Cet ensemble composite lasse parfois. Certains s’agaceront de l’amoncellement de gestes dont le propos semble confus. Limpide, la proposition chorégraphique finit par être trop lisse. Un effet de  « retouche photoshop » tiraillant que l’on aimerait voir exploser, nous surprendre. Mais le chorégraphe a su s’extirper de cette linéarité bavarde par le recours à de nombreux silences.

On distinguera deux types de silences au cours de la pièce : musical et corporel. Défini par l’ouïe, le silence musical a lieu lorsque se tait la bande sonore. Celui-là n’interrompt en aucun cas la danse. Au contraire, il sert le propos chorégraphique en soulignant les geste. Obnubilé, le regard du spectateur redouble d’attention tandis que son ouïe va capter les micro-sons émanant de la danse : frottement, bruit des pas, glissés, frappés… La danse convoque alors deux fois plus de sens ce qui lui confère une autre dimension, plus totale. Second type de silence : le silence corporel. Ce dernier traduit l’arrêt des mouvements des danseurs, semblable à une pose. On note ainsi que chaque danseur a une présence particulière sur scène, on découvre le cheminement de tel mouvement et la dynamique de telle partie de la pièce.
Ces silences corporels sont autant d’occasions de se plonger dans la simplicité géniale de la scénographie. La lumière crue, à la fois intemporelle et mortifère, est nuancée par deux faisceaux faisant une bande noire en milieu de scène et alterne par des moments de noir/lumière stupéfiants. Une ambiance sublimée par la mise en scène graphique, presque chirurgicale d’Emanuel Gat.

Une précision que l’on retrouvera après l’entracte, dans la scénographie du Sacre. Cette seconde partie tranche tout à fait avec GOLD. Datant des débuts de la carrière chorégraphique d’E.Gat, elle prouve l’évolution de son projet chorégraphique. Le propos n’en est pas moins génial, ce qui explique surement l’engouement de son public pour la voir et revoir. La pièce revisite le Sacre du Printemps imaginant des airs de salsa autour d’un tapis rouge sang.

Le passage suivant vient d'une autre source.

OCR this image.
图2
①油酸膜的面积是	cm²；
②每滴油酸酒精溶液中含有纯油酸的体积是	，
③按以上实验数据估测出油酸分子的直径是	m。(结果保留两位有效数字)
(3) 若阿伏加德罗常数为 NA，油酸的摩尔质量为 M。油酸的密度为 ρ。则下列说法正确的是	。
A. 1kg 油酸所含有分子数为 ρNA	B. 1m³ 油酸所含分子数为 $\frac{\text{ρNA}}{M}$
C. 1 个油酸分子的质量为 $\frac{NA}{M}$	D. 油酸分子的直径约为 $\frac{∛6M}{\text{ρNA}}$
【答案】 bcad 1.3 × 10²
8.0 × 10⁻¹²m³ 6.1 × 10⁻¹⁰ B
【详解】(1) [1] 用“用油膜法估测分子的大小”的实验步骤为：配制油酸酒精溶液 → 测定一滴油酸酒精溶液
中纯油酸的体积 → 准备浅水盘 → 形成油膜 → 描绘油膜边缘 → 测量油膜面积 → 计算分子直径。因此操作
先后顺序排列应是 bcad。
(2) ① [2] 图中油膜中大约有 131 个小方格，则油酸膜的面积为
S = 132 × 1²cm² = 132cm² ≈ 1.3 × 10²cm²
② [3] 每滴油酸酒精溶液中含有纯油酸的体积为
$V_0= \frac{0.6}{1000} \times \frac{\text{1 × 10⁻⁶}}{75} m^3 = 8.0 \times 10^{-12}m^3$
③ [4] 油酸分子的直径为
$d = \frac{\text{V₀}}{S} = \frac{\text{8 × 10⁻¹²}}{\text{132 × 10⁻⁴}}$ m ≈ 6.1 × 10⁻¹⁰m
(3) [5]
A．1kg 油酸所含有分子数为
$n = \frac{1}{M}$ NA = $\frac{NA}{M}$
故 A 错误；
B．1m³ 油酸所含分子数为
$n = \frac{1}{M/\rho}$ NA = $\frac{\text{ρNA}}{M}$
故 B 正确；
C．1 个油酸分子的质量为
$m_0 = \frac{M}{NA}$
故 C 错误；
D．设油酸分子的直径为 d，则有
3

Le silence inaugural ne passe pas inaperçue, pas moins que le confinement oppressant de la première partie de la pièce au seul tapis rouge. On se laisse vite porter par ce jeu de danses de couple rythmé par un partenaire imaginaire. Le contraste de la fluidité des pas de salsa avec la violence de la partition musicale est frappant. Là encore, l’éclairage type infrarouge sert le propos. Le tapis central devient dès lors sanguinaire, dévoilant l’autel sacrificiel final.